The public started to see test scores that appeared to be less than desirable even though what and who was being tested and the format of the testing was in constant flux.
The public started to see “school performance grades” that did nothing more than track how poverty affected student achievement. The “schools were failing” to actually help cover up what lawmakers were refusing to do to help people before they even had a chance to succeed in the classroom.
The teaching profession was beginning to be shaped by a business model that does not discern a public service from a profit minded investment scheme which changed a profession of professionals into one that favors short term contractors.
But there are two large indicators that voters in North Carolina should really pay attention to when it comes to the NCGA’s relentless pursuit to quell their fears of a well-educated general public – money spent per pupil and tuition costs to state supported universities.
Below is one of many different data tables that shows how willfully the NCGA has made sure to keep public schools from thriving (from the NC Justice Center’s July 2016 analysis) BEFORE THE PANDEMIC.
And how that per pupil expenditure truly affects schools becomes even clearer when you read reporting that clearly shows how funds are used (and stretched) by school systems.
Furthermore, resources get more expensive over time.
Now, NC ranks 44th in the nation in overall per-pupil spending
The Pew Research Center for U.S. Politics & Policy conducted a 2017 national survey on the attitudes on whether higher education has had a positive or negative effect on our country (http://www.people-press.org/2017/07/10/sharp-partisan-divisions-in-views-of-national-institutions/). It’s rather disturbing.
More disturbing is that it is not surprising. That trend is still happening in 2022.
Inside Higher Ed highlighted the Pew survey. Paul Fain in his report opened up with this:
“In dramatic shift, more than half of Republicans now say colleges have a negative impact on the U.S., with wealthier, older and more educated Republicans being least positive”(https://www.insidehighered.com/news/2017/07/11/dramatic-shift-most-republicans-now-say-colleges-have-negative-impact).
Might want to see who controls policy in Raleigh.
And those “wealthier, older, and more educated Republicans” who are in control in Raleigh have also enabled state-supported colleges and universities to become more expensive.

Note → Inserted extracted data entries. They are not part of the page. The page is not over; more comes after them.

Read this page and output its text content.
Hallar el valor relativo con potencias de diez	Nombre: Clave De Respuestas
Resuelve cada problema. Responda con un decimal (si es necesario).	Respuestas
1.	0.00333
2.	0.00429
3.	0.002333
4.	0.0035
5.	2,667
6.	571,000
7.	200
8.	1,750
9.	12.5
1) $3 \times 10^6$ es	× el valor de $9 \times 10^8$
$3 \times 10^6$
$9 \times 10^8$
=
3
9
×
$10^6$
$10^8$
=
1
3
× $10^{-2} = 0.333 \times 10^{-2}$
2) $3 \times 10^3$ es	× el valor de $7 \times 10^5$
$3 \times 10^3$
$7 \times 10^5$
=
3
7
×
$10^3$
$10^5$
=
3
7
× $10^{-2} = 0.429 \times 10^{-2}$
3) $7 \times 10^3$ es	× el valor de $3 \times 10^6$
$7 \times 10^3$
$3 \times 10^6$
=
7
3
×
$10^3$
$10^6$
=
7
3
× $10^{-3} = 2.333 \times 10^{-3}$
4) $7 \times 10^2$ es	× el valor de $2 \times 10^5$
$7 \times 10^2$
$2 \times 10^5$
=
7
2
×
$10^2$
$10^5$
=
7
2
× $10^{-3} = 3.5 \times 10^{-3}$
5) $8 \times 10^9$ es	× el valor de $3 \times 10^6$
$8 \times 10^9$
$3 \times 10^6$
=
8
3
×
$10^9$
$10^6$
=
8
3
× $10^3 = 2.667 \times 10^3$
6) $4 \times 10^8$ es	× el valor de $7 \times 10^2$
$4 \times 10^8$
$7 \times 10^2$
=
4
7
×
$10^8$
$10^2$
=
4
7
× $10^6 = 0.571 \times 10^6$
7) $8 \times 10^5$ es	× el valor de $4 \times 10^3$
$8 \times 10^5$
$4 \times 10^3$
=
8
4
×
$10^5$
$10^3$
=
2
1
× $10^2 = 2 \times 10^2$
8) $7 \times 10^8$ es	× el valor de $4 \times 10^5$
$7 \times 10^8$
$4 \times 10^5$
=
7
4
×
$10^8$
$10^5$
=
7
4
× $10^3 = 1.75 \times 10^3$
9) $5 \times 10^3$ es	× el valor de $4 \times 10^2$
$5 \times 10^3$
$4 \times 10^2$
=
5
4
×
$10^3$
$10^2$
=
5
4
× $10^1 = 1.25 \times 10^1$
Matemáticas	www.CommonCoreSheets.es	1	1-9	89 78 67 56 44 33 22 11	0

At the beginning of 2017 year, WUNC published a report called “Incoming UNC Students Likely To See Tuition Increase” (http://wunc.org/post/incoming-unc-students-likely-see-tuition-increase#stream/0). In it there is a data table that shows the steady and steep increase in tuition costs for UNC undergraduate resident tuition.
And yes, maybe we are still a bargain compared to other states, but that is an over 70% increase (over that span of time) which does not include housing, board, food, supplies, books, travel, and all of the other expenses sure to accompany a college experience.
Go see what it is in the 2022-2023 school year. It’s just gotten higher. I know. I have a daughter in a public university.
Is it supposed to make sense that rising tuition costs should accompany lower per-pupil expenditure in public secondary schools all the while boasting of a state surplus in a state that currently has racially gerrymandered legislative districts and an increased investment in a rather robust effort to privatize public schools?
Apparently “yes” to many in Raleigh.
Which is why they say “no” so often to people.